Pour éviter les défaillances humaines et le cas d'un trader imaginatif, voire trop créatif, deux contrôles sont extrêmement importants dans les banques actives sur les marchés comme la Société Générale : le contrôle des risques et le contrôle d'inventaire. Pour le contrôle d'inventaire, il s'agit de savoir si les engagements reçus ou souscrits par un trader sont connus de la banque.

Pour le contrôle des risques, il s'agit de déterminer, lorsque l'inventaire est réalisé, si le risque réside dans les limites autorisées par la banque : que va-t-il se passer si tel indice, tel panier d'action ou telle position évolue de 5%, 10%, 20% par rapport à sa volatilité historique. Précisons qu'une telle mesure est incapable de prendre en compte un événement extraordinaire, un "black swan" selon le nouveau jargon des milieux financiers (La Tribune du 6 février).

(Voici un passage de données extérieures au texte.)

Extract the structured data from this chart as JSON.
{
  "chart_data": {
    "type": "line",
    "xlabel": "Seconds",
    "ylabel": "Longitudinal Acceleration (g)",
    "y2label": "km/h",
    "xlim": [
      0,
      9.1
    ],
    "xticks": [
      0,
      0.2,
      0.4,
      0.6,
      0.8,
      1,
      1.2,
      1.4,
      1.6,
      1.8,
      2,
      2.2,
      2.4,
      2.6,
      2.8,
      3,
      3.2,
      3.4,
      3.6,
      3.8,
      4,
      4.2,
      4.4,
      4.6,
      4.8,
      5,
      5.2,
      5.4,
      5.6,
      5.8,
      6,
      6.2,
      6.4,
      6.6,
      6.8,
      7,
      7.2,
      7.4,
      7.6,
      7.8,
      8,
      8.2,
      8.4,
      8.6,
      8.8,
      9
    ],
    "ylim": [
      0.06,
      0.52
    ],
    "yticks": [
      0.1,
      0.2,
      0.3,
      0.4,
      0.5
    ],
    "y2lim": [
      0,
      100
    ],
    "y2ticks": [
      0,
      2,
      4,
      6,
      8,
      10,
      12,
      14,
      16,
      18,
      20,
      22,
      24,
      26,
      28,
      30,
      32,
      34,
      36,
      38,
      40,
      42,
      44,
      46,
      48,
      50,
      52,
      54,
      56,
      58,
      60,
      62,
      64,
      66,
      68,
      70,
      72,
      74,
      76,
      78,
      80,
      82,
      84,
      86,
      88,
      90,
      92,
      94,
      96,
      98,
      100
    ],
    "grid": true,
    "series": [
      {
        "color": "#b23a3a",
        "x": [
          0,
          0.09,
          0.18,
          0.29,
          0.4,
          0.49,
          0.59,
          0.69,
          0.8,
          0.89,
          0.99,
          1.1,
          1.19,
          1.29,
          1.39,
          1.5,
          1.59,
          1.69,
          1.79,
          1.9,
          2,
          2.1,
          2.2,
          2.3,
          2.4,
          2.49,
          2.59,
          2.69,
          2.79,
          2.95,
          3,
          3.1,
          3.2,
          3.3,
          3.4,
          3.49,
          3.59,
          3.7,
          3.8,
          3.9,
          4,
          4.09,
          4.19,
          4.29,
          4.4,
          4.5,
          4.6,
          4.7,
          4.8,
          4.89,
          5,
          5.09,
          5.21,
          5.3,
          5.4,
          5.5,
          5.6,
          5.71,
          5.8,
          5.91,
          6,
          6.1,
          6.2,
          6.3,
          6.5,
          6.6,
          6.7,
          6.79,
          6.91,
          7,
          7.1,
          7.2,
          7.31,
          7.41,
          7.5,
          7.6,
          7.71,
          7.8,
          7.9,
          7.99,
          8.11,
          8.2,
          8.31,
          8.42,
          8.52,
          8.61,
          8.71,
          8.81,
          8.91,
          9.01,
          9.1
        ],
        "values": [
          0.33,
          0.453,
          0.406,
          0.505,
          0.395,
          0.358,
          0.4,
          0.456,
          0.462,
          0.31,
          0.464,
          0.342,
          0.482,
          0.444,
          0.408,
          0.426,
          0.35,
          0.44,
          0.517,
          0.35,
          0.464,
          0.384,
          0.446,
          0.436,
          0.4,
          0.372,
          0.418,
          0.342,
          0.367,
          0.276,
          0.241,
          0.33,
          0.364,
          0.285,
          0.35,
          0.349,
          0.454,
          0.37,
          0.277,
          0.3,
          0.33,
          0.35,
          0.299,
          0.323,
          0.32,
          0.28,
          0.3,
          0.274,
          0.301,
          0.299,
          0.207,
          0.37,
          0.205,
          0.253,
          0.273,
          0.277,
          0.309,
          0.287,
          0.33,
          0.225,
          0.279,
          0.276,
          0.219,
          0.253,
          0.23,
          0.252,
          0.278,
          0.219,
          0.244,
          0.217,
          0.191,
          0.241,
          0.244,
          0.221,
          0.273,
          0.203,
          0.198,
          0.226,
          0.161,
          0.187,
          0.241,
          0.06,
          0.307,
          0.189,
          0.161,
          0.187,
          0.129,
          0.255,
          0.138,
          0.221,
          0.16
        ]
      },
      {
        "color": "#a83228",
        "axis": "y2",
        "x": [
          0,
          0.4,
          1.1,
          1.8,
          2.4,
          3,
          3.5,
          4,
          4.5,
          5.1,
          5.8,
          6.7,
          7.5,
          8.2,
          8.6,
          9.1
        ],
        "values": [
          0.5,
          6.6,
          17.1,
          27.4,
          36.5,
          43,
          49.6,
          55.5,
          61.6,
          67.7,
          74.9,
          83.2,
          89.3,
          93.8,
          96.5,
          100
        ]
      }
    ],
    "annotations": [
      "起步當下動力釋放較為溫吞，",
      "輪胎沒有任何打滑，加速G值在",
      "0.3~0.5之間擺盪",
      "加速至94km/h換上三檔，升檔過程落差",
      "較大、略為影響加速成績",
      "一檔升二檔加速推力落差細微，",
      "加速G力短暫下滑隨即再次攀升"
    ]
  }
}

Or, pour cadrer convenablement l'activité d'un trader, il faut assurer les deux contrôles. Précisons qu'en matière de gestion d'OPCVM, le contrôle d'inventaire revient au dépositaire, le contrôle des risques revient à la société de gestion. En pratique, le contrôle d'inventaire se fait de la façon suivante: le trader traite ses opérations dans la journée, et entre dans l'ordinateur les caractéristiques des opérations traitées. En fin de journée, le back office rapproche, ou réconcilie si on préfère cet anglicisme, les écritures saisies par le trader des confirmations reçues par les contreparties.

En cas d'écarts ("discrepencies"), il doit y avoir une alarme. Il semble que Jérôme Kerviel ait réussi à falsifier l'inventaire lorsque le contrôleur des risques évaluait la position, et à faire en sorte que cette falsification ne soit pas décelée par le back office. Cela ne peut se faire que s'il existe un grave disfonctionnement dans les méthodes de travail.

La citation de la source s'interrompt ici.